From: Dave Chinner <david@fromorbit.com>
Subject: Re: Filesystem writes on RAID5 too slow
Date: Sat, 23 Nov 2013 09:40:38 +1100
Message-ID: <20131122224038.GH6502@dastard>
References: <CACtJ3HZxp6xEjY_wOucCcqX4scNzEGuiAsovQYObJS9whtYJsQ@mail.gmail.com>
 <528A5C45.4080906@redhat.com>
 <20131119005740.GY6188@dastard>
 <CACtJ3Ha3C7JNi5VZRnNMn+-okNheygmbj=j9AnUMvfzfZjNwug@mail.gmail.com>
 <20131121092606.GU11434@dastard>
 <CACtJ3HZAsOtmLArMWraygfQxpGymtZjr+a_reXv8o6LJzoMbvw@mail.gmail.com>
 <CACtJ3Ha5P2Heu4qiEEk6c4g+tKyR=RrD-4E-Cqj+bP8YDjKQ6w@mail.gmail.com>
 <20131121234116.GD6502@dastard>
 <20131122092136.GD32568@infradead.org>
Mime-Version: 1.0
Content-Type: text/plain; charset=us-ascii
Cc: Martin Boutin <martboutin@gmail.com>,
	"Kernel.org-Linux-RAID" <linux-raid@vger.kernel.org>,
	Eric Sandeen <sandeen@redhat.com>,
	"Kernel.org-Linux-EXT4" <linux-ext4@vger.kernel.org>,
	xfs-oss <xfs@oss.sgi.com>
To: Christoph Hellwig <hch@infradead.org>
Content-Disposition: inline
In-Reply-To: <20131122092136.GD32568@infradead.org>
Sender: linux-ext4-owner@vger.kernel.org

On Fri, Nov 22, 2013 at 01:21:36AM -0800, Christoph Hellwig wrote:
> > From: Dave Chinner <dchinner@redhat.com>
> > 
> > The function xfs_bmap_isaeof() is used to indicate that an
> > allocation is occurring at or past the end of file, and as such
> > should be aligned to the underlying storage geometry if possible.
> > 
> > Commit 27a3f8f ("xfs: introduce xfs_bmap_last_extent") changed the
> > behaviour of this function for empty files - it turned off
> > allocation alignment for this case accidentally. Hence large initial
> > allocations from direct IO are not getting correctly aligned to the
> > underlying geometry, and that is cause write performance to drop in
> > alignment sensitive configurations.
> > 
> > Fix it by considering allocation into empty files as requiring
> > aligned allocation again.
> > 
> > Signed-off-by: Dave Chinner <dchinner@redhat.com>
> 
> Ooops.  The fix looks good,
> 
> Reviewed-by: Christoph Hellwig <hch@lst.de>
> 
> 
> Might be worth cooking up a test for this, scsi_debug can expose
> geometry, and we already have it wired to to large sector size
> testing in xfstests.

We don't need to screw around with the sector size - that is
irrelevant to the problem, and we have an allocation alignment
test that is supposed to catch these issues: generic/223.

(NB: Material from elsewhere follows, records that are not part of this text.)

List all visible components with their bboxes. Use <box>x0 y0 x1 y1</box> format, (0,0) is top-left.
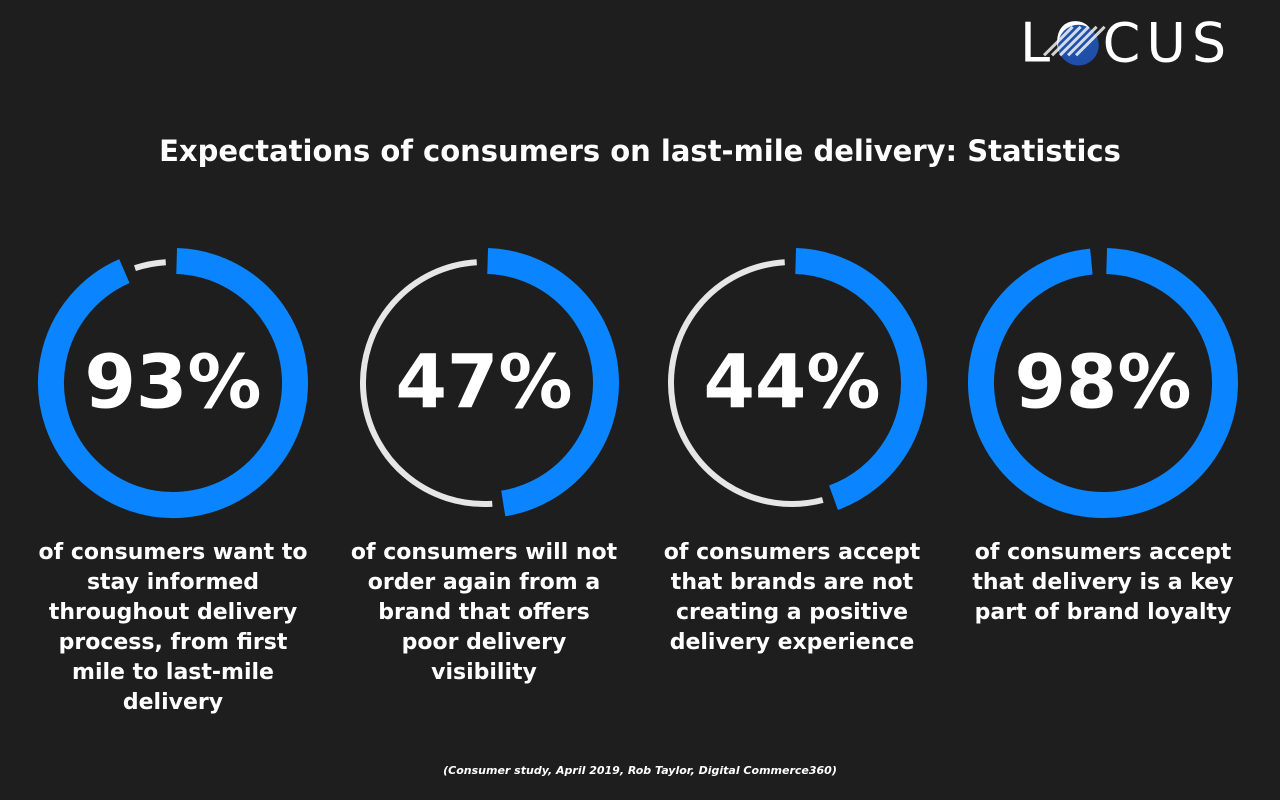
logo: LOCUS <box>1020 12 1232 75</box>
value-label: 47% <box>395 340 572 426</box>
logo-stripe <box>1059 25 1090 57</box>
gauge-arc <box>38 248 308 518</box>
logo-stripe <box>1043 25 1074 57</box>
title: Expectations of consumers on last-mile d… <box>159 134 1121 168</box>
logo-stripe <box>1051 25 1082 57</box>
value-label: 44% <box>703 340 880 426</box>
gauge-track <box>668 259 824 507</box>
source: (Consumer study, April 2019, Rob Taylor,… <box>443 764 837 777</box>
logo-stripe <box>1075 25 1106 57</box>
logo-stripe <box>1067 25 1098 57</box>
gauge-arc <box>968 248 1238 518</box>
gauge-track <box>359 259 493 508</box>
gauge-arc <box>487 248 619 517</box>
caption: of consumers want to stay informed throu… <box>38 540 308 715</box>
caption: of consumers accept that brands are not … <box>663 540 921 655</box>
value-label: 98% <box>1014 340 1191 426</box>
gauge-track <box>134 259 166 272</box>
value-label: 93% <box>84 340 261 426</box>
gauge-arc <box>795 248 927 510</box>
caption: of consumers accept that delivery is a k… <box>972 540 1234 625</box>
caption: of consumers will not order again from a… <box>350 540 618 685</box>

As I said, I have seen occasional failures of that test (once a
month, on average) as a result of this bug. It was simply not often
enough - running in a hard loop didn't increase the frequency of
failures - to be able debug it or to reach my "there's a regression
I need to look at" threshold. Perhaps we need to revisit that test
and see if we can make it more likely to trigger failures...

Cheers,

Dave.
-- 
Dave Chinner
david@fromorbit.com